Bild: Rechts sehen Bundesadler und -innenminister keine Gefahr
Dutzende verletzte Polizisten, terrorisierte Bürgerinnen und Bürger, die
von Glatzen durch die Straßen gejagt werden, antirassistische
Aktivistinnen, die vor einem rasenden Mob die Flucht ergreifen müssen, und
von regelrechten Plünderungsaktionen betroffene Ladenbesitzer: Das
Erschrecken über die „Hooligans gegen Salafisten“, die sich am Sonntag in
Köln ins Bewusstsein der Deutschen geprügelt haben, hat die ganze Woche
über angehalten.
Doch es war ein Erschrecken auf Krimileserniveau. Denn schon am Tag nach
dieser finsteren Demo wurde alles unternommen, um das Geschehen zu
entpolitisieren.
Dass da vor dem Hauptbahnhof eine der größten ausländerfeindlichen
Manifestationen in der Geschichte der Bundesrepublik stattgefunden hatte,
war den Ordnungspolitikern im Land keine Erwähnung wert. Es sei den
Hooligans einzig um das Ausleben ihrer Gewaltfantasien gegangen, sagte
Bundesinnenminister Thomas de Maizière. Ein Rassismusproblem wollte er
nicht sehen. Am Ende steht seine Version des Gewaltphänomens Hooliganismus.

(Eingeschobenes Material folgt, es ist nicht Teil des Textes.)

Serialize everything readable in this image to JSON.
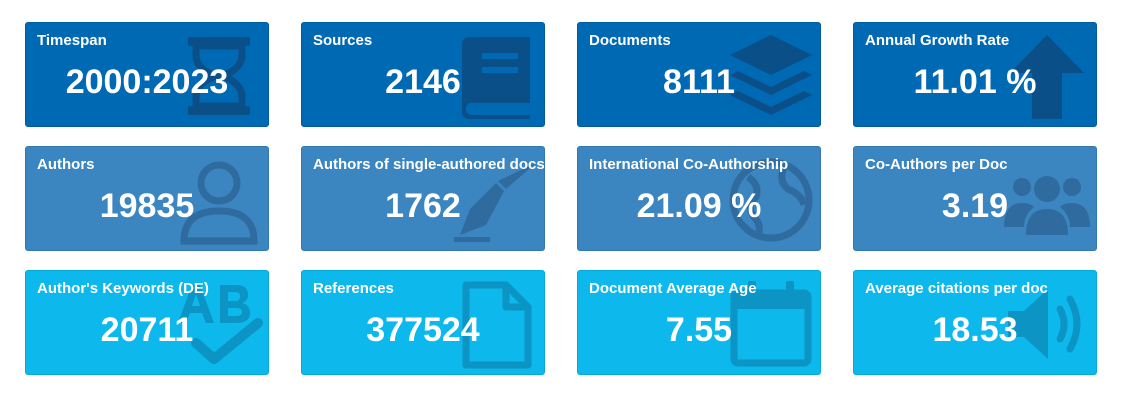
{
  "cards": [
    {
      "label": "Timespan",
      "value": "2000:2023",
      "icon": "hourglass-icon"
    },
    {
      "label": "Sources",
      "value": "2146",
      "icon": "book-icon"
    },
    {
      "label": "Documents",
      "value": "8111",
      "icon": "layers-icon"
    },
    {
      "label": "Annual Growth Rate",
      "value": "11.01 %",
      "icon": "arrow-up-icon"
    },
    {
      "label": "Authors",
      "value": "19835",
      "icon": "user-icon"
    },
    {
      "label": "Authors of single-authored docs",
      "value": "1762",
      "icon": "pen-icon"
    },
    {
      "label": "International Co-Authorship",
      "value": "21.09 %",
      "icon": "globe-icon"
    },
    {
      "label": "Co-Authors per Doc",
      "value": "3.19",
      "icon": "users-icon"
    },
    {
      "label": "Author's Keywords (DE)",
      "value": "20711",
      "icon": "spellcheck-icon"
    },
    {
      "label": "References",
      "value": "377524",
      "icon": "file-icon"
    },
    {
      "label": "Document Average Age",
      "value": "7.55",
      "icon": "calendar-icon"
    },
    {
      "label": "Average citations per doc",
      "value": "18.53",
      "icon": "volume-icon"
    }
  ],
  "colors": {
    "row1_bg": "#0069b4",
    "row2_bg": "#3b85c0",
    "row3_bg": "#0cb8ec",
    "text": "#ffffff"
  }
}
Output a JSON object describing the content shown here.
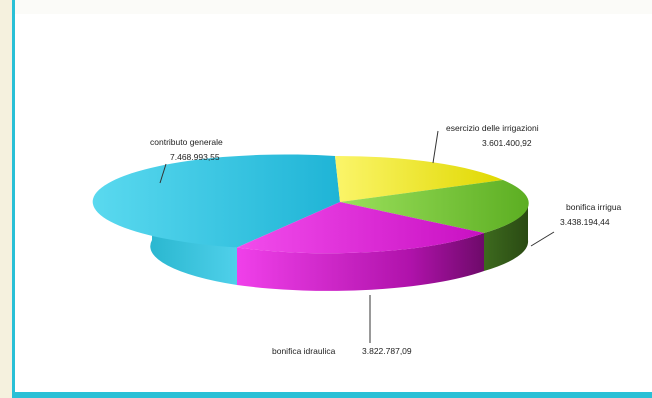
{
  "chart_data": {
    "type": "pie",
    "title": "",
    "slices": [
      {
        "label": "esercizio delle irrigazioni",
        "value_text": "3.601.400,92",
        "value": 3601400.92,
        "color": "#f2ec1a"
      },
      {
        "label": "bonifica irrigua",
        "value_text": "3.438.194,44",
        "value": 3438194.44,
        "color": "#7ccd3a"
      },
      {
        "label": "bonifica idraulica",
        "value_text": "3.822.787,09",
        "value": 3822787.09,
        "color": "#e820e0"
      },
      {
        "label": "contributo generale",
        "value_text": "7.468.993,55",
        "value": 7468993.55,
        "color": "#2fc6e4"
      }
    ]
  }
}
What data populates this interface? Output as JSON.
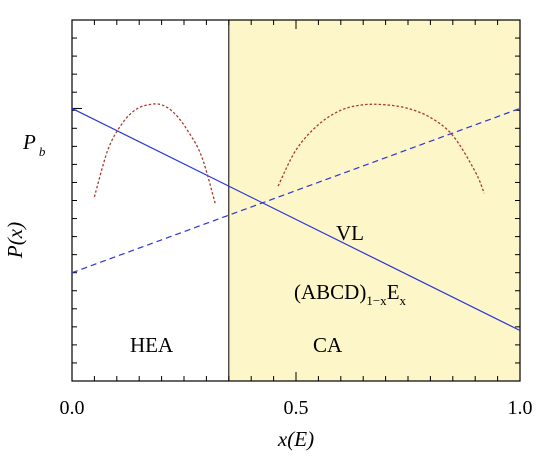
{
  "chart_data": {
    "type": "line",
    "title": "",
    "xlabel": "x(E)",
    "ylabel": "P(x)",
    "xlim": [
      0.0,
      1.0
    ],
    "ylim": [
      0.0,
      1.0
    ],
    "x_ticks": [
      0.0,
      0.5,
      1.0
    ],
    "x_tick_labels": [
      "0.0",
      "0.5",
      "1.0"
    ],
    "y_tick_labels": [
      {
        "y": 0.755,
        "text": "P",
        "sub": "b"
      }
    ],
    "grid": false,
    "legend": "none",
    "series": [
      {
        "style": "solid",
        "color": "#2b36d8",
        "x": [
          0.0,
          1.0
        ],
        "y": [
          0.755,
          0.14
        ]
      },
      {
        "style": "dashed",
        "color": "#2b36d8",
        "x": [
          0.0,
          1.0
        ],
        "y": [
          0.3,
          0.755
        ]
      },
      {
        "style": "dotted",
        "color": "#a83a2a",
        "x": [
          0.05,
          0.08,
          0.11,
          0.14,
          0.17,
          0.2,
          0.23,
          0.26,
          0.29,
          0.32
        ],
        "y": [
          0.51,
          0.64,
          0.71,
          0.75,
          0.765,
          0.765,
          0.74,
          0.69,
          0.62,
          0.49
        ]
      },
      {
        "style": "dotted",
        "color": "#a83a2a",
        "x": [
          0.46,
          0.5,
          0.55,
          0.6,
          0.65,
          0.7,
          0.75,
          0.8,
          0.85,
          0.9,
          0.92
        ],
        "y": [
          0.54,
          0.64,
          0.71,
          0.75,
          0.765,
          0.765,
          0.755,
          0.73,
          0.68,
          0.58,
          0.52
        ]
      }
    ],
    "regions": [
      {
        "label": "HEA",
        "x0": 0.0,
        "x1": 0.35,
        "fill": "#ffffff"
      },
      {
        "label": "CA",
        "x0": 0.35,
        "x1": 1.0,
        "fill": "#fdf6c8"
      }
    ],
    "region_boundary_x": 0.35,
    "annotations": [
      {
        "text": "VL",
        "x": 0.62,
        "y": 0.48
      },
      {
        "text": "(ABCD)",
        "sub": "1−x",
        "text2": "E",
        "sub2": "x",
        "x": 0.5,
        "y": 0.23
      },
      {
        "text": "HEA",
        "x": 0.19,
        "y": 0.1
      },
      {
        "text": "CA",
        "x": 0.58,
        "y": 0.1
      }
    ]
  }
}
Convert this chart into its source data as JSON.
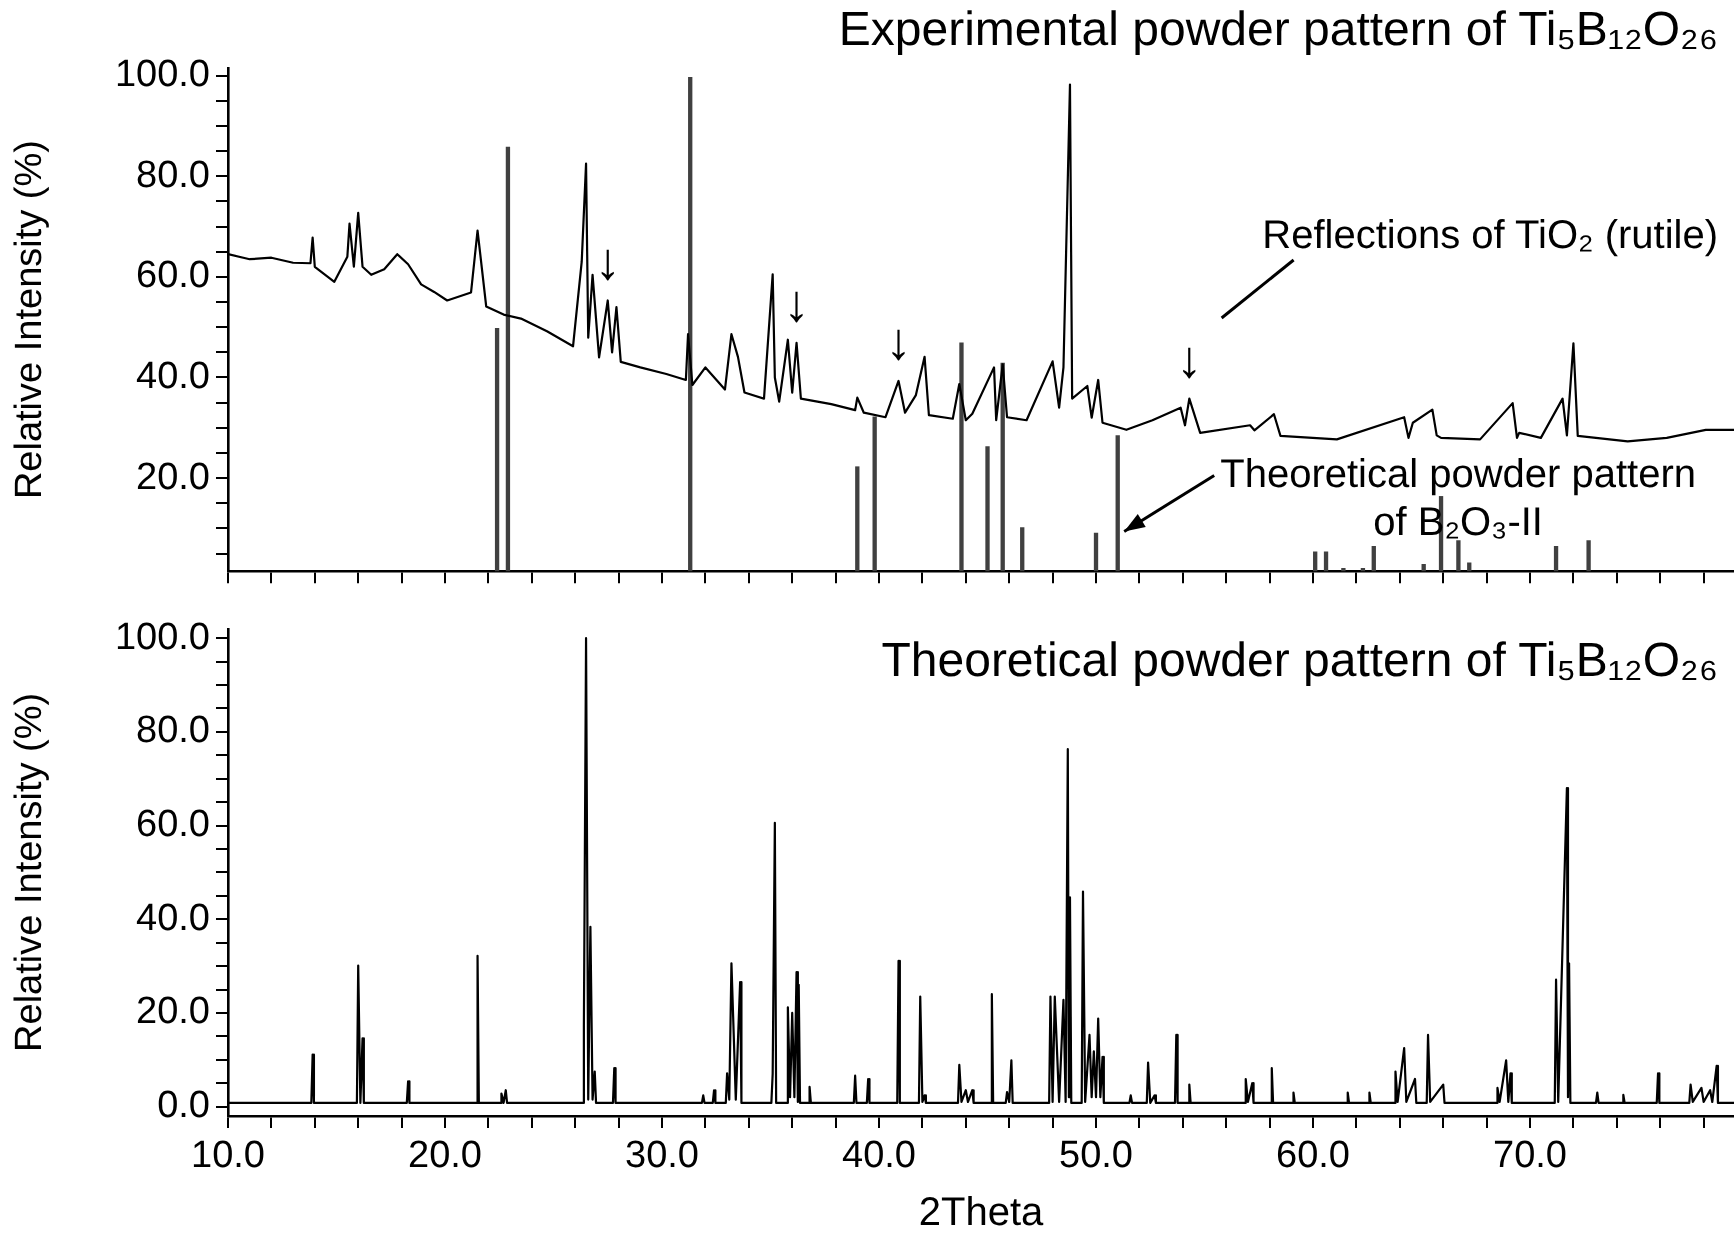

De Maizière mag ja recht haben, wenn er sagt, dass die Hooligans ihr
Engagement gegen Salafisten nur als Vorwand benutzt hätten. Doch seine
Schlussfolgerung, dass es den Männern nur um eine geile Prügelei gegangen
sei, die sollte man so nicht stehen lassen. Es ging ihnen darum, ihrem
Ausländerhass, ihrem Rassismus freien Lauf zu lassen.
## Nationalismus kein Thema
Die Böllerschüsse, das Umkippen des Einsatzwagens der Polizei, die Tritte
und Boxeinlagen können nicht losgelöst von den Parolen betrachtet werden,
die da gerufen wurden. Doch das „Deutschland den Deutschen“, das auf dem
Bahnhofsvorplatz gegrölt wurde, war schnell kein Thema mehr.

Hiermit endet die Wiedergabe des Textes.